LA DINAMICA DELLO SCHIANTO FATALE
Secondo le prime ricostruzioni, l’animale selvatico sarebbe sbucato di corsa da uno dei boschi che costeggiano la SP 37, al chilometro 1+400, nel comune di Barberino di Mugello. L’impatto con la moto di Guddemi è stato di una violenza inaudita. Il giovane centauro è stato sbalzato dalla sella, finendo in una scarpata a circa due metri dal ciglio della strada. L’urto non gli ha lasciato scampo.
Immediato l’allarme e l’arrivo dei soccorsi. Sul posto sono giunti i Vigili del Fuoco del distaccamento di Barberino, il personale sanitario del 118 e anche l’elisoccorso Pegaso. Le squadre di soccorso hanno lavorato alacremente per recuperare il giovane dalla scarpata e tentare le manovre di rianimazione. Purtroppo, nonostante i prolungati sforzi, per Leonardo Guddemi non c’è stato nulla da fare e il medico non ha potuto far altro che constatarne il decesso sul luogo dell’incidente. I rilievi del sinistro sono stati affidati alla Polizia Municipale di Barberino, che ha avuto il triste compito di avvisare i familiari della vittima.
CHI ERA LEONARDO GUDDEMI
Leonardo Guddemi, che avrebbe compiuto 29 anni il prossimo 13 aprile, era residente a Vaiano, in provincia di Prato. Descritto come un ragazzo “straordinario, pieno di passione e di entusiasmo”, era un grande amante della vita e della sua motocicletta. Aveva frequentato l’Istituto professionale Marconi di Prato, diplomandosi nel 2018. La sua morte improvvisa e ingiusta ha lasciato “senza parole” l’intera comunità, come testimoniato dal cordoglio espresso dall’ex sindaco di Vaiano, Primo Bosi, che ha invitato tutti a stringersi attorno alla famiglia in questo momento di immenso dolore.
UN PROBLEMA STRUTTURALE: L’EMERGENZA CINGHIALI
Questa tragedia riaccende con prepotenza il dibattito sulla sicurezza stradale e sulla gestione della fauna selvatica, un problema che affligge da tempo non solo il Mugello ma l’intera Toscana. Numerose voci si sono levate per sottolineare come questo evento non possa essere liquidato come una semplice fatalità.
“La morte del motociclista di 29 anni travolto da un cinghiale a Barberino di Mugello non può essere liquidata come una tragica fatalità: è il risultato di un problema strutturale che da tempo denunciamo”, ha dichiarato Ritano Baragli, vicepresidente di Fedagripesca Confcooperative Toscana. Secondo Baragli, la sovrappopolazione dei cinghiali è ormai una “realtà stabile e radicata” che minaccia direttamente la sicurezza delle persone. Per troppo tempo, ha aggiunto, il fenomeno è stato considerato solo in relazione ai danni all’agricoltura, ma oggi è evidente che il nodo centrale è la sicurezza pubblica.
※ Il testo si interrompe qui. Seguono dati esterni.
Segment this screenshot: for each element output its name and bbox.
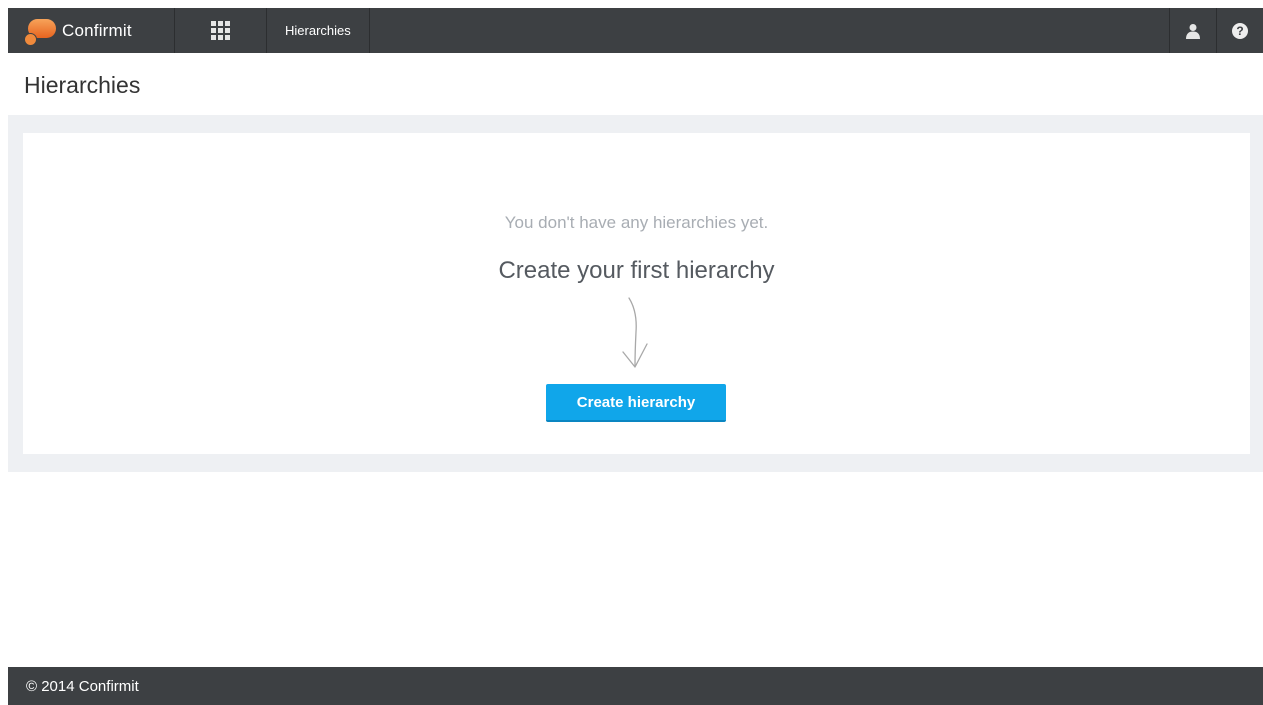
user-menu-button[interactable] xyxy=(1169,8,1216,53)
user-icon xyxy=(1186,23,1200,39)
grid-icon xyxy=(211,21,230,40)
tab-hierarchies[interactable]: Hierarchies xyxy=(267,8,370,53)
empty-state-card: You don't have any hierarchies yet. Crea… xyxy=(23,133,1250,454)
apps-menu-button[interactable] xyxy=(175,8,267,53)
brand-name: Confirmit xyxy=(62,20,132,40)
app-page: Confirmit Hierarchies ? Hierarchies You … xyxy=(0,0,1263,705)
help-icon: ? xyxy=(1232,22,1248,39)
empty-state-message: You don't have any hierarchies yet. xyxy=(504,213,769,232)
copyright-text: © 2014 Confirmit xyxy=(26,677,139,695)
brand-logo[interactable]: Confirmit xyxy=(8,8,175,53)
hand-drawn-arrow-down-icon xyxy=(622,297,648,368)
create-hierarchy-button[interactable]: Create hierarchy xyxy=(546,384,726,422)
top-navigation-bar: Confirmit Hierarchies ? xyxy=(8,8,1263,53)
footer: © 2014 Confirmit xyxy=(8,667,1263,705)
help-button[interactable]: ? xyxy=(1216,8,1263,53)
empty-state-heading: Create your first hierarchy xyxy=(498,257,775,284)
content-panel: You don't have any hierarchies yet. Crea… xyxy=(8,115,1263,472)
confirmit-logo-icon xyxy=(24,18,56,46)
page-title: Hierarchies xyxy=(24,72,141,98)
- Sicurezza a rischio: La presenza massiccia di cinghiali, anche in pieno giorno, crea un pericolo costante per automobilisti e motociclisti.
- Misure insufficienti: Le soluzioni adottate finora, come le agevolazioni per le recinzioni, sono ritenute utili ma non sufficienti ad affrontare un fenomeno di tale portata.
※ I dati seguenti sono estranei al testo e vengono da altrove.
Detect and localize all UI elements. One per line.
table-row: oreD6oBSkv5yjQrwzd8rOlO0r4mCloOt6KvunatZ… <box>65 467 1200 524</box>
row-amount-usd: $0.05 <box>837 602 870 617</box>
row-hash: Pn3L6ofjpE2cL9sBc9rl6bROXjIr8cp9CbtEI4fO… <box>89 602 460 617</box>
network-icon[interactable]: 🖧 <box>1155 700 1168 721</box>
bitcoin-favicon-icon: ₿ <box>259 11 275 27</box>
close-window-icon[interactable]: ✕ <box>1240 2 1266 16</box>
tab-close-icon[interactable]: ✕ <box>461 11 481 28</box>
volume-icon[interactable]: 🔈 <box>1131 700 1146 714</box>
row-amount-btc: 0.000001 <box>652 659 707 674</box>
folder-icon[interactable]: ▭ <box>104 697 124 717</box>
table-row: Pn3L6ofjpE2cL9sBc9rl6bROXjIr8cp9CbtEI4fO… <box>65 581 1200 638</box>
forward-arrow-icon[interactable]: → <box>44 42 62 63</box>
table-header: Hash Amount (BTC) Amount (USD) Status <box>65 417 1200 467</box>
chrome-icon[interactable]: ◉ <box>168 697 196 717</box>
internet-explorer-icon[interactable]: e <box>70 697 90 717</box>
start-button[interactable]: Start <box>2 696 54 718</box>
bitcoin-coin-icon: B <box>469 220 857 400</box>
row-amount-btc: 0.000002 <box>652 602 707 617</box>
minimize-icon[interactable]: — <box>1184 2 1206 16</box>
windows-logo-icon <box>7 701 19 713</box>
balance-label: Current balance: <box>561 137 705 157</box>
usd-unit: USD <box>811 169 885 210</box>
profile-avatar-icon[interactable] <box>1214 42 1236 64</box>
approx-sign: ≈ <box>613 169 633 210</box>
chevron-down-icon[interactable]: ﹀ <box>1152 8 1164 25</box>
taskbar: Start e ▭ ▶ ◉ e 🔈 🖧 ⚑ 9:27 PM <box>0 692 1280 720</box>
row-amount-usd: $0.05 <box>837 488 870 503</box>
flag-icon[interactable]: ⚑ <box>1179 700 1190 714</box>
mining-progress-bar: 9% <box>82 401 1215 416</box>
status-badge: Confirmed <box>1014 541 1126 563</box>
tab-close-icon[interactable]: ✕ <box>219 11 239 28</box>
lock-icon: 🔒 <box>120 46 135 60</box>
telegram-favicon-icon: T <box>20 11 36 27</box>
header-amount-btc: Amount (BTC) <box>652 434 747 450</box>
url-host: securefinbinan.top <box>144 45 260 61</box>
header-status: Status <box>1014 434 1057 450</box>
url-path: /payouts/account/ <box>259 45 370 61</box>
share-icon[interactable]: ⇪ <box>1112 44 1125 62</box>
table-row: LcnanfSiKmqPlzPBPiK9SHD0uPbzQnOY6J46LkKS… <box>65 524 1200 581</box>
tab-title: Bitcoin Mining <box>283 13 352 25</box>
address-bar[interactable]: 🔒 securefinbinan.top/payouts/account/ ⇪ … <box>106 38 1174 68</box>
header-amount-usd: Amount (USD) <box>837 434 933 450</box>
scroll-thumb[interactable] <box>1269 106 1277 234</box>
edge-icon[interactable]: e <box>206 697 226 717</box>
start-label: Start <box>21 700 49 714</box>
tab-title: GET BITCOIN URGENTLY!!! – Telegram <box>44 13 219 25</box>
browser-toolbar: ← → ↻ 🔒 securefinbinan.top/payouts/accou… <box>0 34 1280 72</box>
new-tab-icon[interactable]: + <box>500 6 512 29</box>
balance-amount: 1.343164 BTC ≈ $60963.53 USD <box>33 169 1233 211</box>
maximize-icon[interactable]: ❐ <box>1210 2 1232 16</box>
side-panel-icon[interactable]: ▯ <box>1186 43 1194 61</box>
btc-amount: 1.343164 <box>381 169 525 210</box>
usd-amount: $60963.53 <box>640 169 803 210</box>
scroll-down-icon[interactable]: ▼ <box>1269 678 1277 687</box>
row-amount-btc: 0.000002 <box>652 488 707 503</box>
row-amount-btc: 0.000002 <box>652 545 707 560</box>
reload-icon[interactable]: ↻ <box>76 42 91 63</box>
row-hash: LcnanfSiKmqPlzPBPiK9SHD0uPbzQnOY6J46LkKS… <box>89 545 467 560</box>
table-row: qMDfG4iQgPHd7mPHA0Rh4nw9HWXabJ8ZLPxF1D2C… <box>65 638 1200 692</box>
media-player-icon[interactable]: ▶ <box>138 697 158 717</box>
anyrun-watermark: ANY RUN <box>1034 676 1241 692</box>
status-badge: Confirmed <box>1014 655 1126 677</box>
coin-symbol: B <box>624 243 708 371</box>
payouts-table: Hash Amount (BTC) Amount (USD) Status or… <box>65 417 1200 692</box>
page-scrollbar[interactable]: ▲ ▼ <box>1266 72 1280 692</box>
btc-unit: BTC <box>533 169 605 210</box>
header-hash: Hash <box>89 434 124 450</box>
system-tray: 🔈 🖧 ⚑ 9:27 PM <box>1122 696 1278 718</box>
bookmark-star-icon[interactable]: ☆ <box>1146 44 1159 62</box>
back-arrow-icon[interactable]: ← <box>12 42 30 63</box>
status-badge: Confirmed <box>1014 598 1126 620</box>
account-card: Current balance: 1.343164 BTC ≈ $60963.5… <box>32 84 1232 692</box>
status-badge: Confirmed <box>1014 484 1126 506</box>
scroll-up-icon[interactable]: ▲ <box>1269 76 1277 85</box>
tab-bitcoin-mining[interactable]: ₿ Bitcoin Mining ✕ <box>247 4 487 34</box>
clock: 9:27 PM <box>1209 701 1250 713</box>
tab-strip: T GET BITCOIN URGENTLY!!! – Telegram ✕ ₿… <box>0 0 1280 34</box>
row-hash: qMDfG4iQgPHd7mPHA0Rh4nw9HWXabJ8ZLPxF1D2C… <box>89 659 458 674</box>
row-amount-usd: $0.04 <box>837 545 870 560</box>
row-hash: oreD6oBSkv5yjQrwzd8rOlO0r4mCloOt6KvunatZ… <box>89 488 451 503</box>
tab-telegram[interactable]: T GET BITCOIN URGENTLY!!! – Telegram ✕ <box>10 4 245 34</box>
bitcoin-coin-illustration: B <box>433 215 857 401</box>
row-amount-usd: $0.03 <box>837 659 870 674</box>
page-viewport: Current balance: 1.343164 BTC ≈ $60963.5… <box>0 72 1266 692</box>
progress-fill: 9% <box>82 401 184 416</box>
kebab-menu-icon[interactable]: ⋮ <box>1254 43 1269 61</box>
- Appello a interventi coordinati: Viene richiesta l’adozione di interventi strutturali e coordinati, con piani su scala regionale che coinvolgano enti locali, forze dell’ordine e il mondo agricolo per prevenire altre tragedie.
L’incidente di Barberino è l’ennesimo, tragico promemoria di un’emergenza che non può più essere ignorata e che richiede risposte concrete e immediate per garantire la sicurezza dei cittadini sulle strade.